Por Hélia Neves Prof. da Faculdade de Medicina de Lisboa – Portugal

Publicação do estudo: Boothby TC et al (2015). Evidence for extensive horizontal gene transfer from the draft genome of a tardigrade. Proc Natl Acad Sci U S A. 112(52):15976-81. doi:10.1073/pnas.1510461112.
Considerada a primeira obra de ficção científica, o romance de Mary Shelley, intitulado “Frankenstein ou o Moderno Prometeu”, relata a história de Victor Frankenstein, um estudante de ciências naturais que, decidido a descobrir os mistérios da criação, constrói um monstro no seu laboratório… Todos conhecemos bem a história dessa criatura… mas hoje gostaria de vos falar de uma outra… igualmente bizarra, mas com capacidades excepcionais, sendo capaz de, por exemplo, suportar pressões de 6 mil atmosferas e uma radiação 1.000 vezes mais intensa que aquela que um ser humano pode suportar! Acredita que esta criatura é real, ou será pura fantasia?
Pois espante-se! A criatura que vos falo vive no nosso planeta e é comumente chamada de “urso-d’água”, pertence ao filo Tardigrada, sendo por isso também apelidado de tardígrado. E a sua história vai para lá da nossa imaginação e revela-nos hoje alguns segredos da vida…
O urso-d’agua é um animal de dimensões microscópicas (tem em média pouco mais de 1 mm), vive na água e como já foi referido é extramente resistente. Ele resiste a temperaturas que podem variar entre os 200ºC negativos e os 150ºC positivos (bem acima do ponto de ebulição da água).
Em 2007, os cientistas enviaram estas criaturas bizarras para o espaço, onde foram expostas não apenas ao vácuo, mas também a elevados níveis de radiação. Dos animais enviados, um terço regressou com vida fazendo do urso-d’água, o único animal do planeta Terra capaz de sobreviver de forma autônoma às condições do espaço extraterrestre. E embora estes “pequenos monstros” vivam poucas semanas, eles são capazes de suspender seu metabolismo de maneira reversível, perdendo mais de 95% da água do seu corpo e entrando num estado de criptobiose (ou dormência) durante vários anos. Posteriormente, podem “regressar à vida” revertendo o processo rehidratando o seu corpo. Pelas características descritas, o urso-d’água é considerado um dos seres vivos mais resistente do planeta!
No final do ano de 2015, foi sequenciado, pela primeira vez, o genoma (a sequência de todo o DNA do organismo) do urso-d’água e os “Cientistas descobriram que…” este é tão bizarro como a própria criatura! Nesse estudo, realizado na Universidade da Carolina do Norte, a equipe liderada pelo investigador Bob Goldstein mostrou que no genoma do urso-d’água existe uma grande quantidade de material genético “roubado” de outras espécies (aproximadamente 6.000 genes), correspondendo esse “DNA estranho” a cerca de 1/6 do patrimônio genético total.

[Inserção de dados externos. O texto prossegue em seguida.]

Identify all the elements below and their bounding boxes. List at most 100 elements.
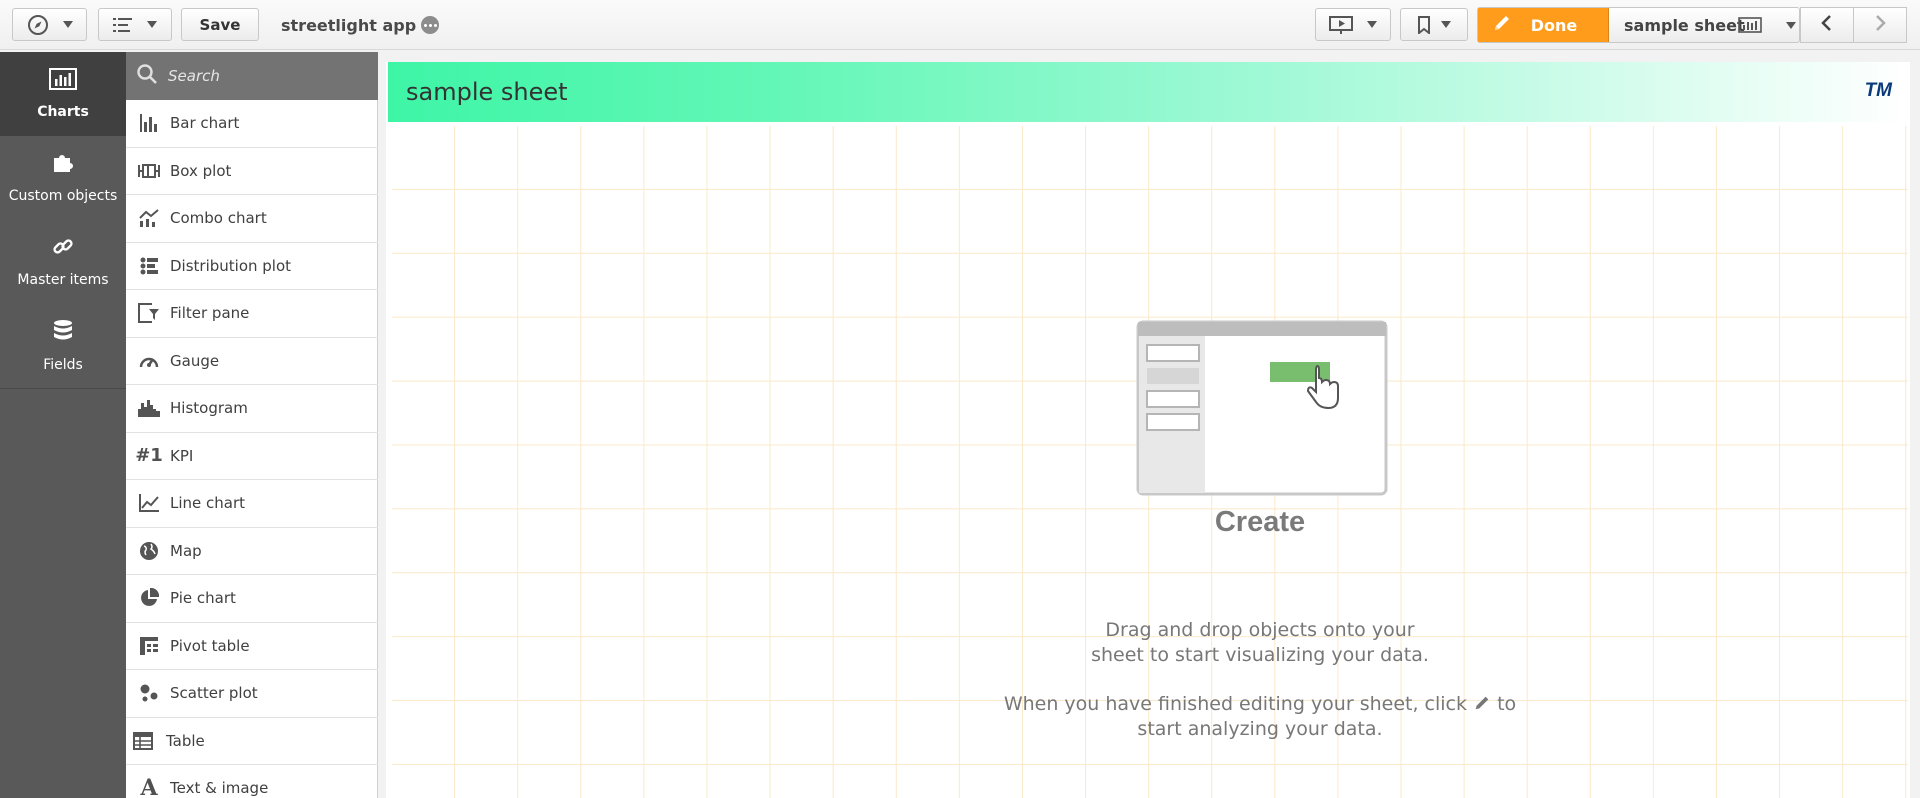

O que é então o “DNA estranho”? O termo refere-se a genes que, sendo provenientes de um outro organismo, são integrados no genoma por um processo conhecido como transferência horizontal de genes. Em oposição a esse tipo de transferência, temos a tradicional transferência vertical de genes, que se faz através da reprodução isto é, passando os genes de pais para filhos. A transferência horizontal de gene ocorre ocasionalmente, tanto nos seres humanos como em outros animais, e é responsável por criar aproximadamente 1% genoma da espécie. Assim, os resultados obtidos por esta equipe mostraram que o urso-d’água é o animal com a maior proporção de genes “estranhos” encontrado até a presente data!
Por fim, resta-nos perguntar qual a origem desses genes “estranhos” do urso-d’água? Esse estudo mostrou existir uma origem diversificada dos genes, provindo principalmente de bactérias, mas também de plantas e de fungos, o que levou os investigadores a levantarem a hipótese do material genético “roubado” de outras espécies ser a fonte dos super-poderes dessas extraordinárias criaturas!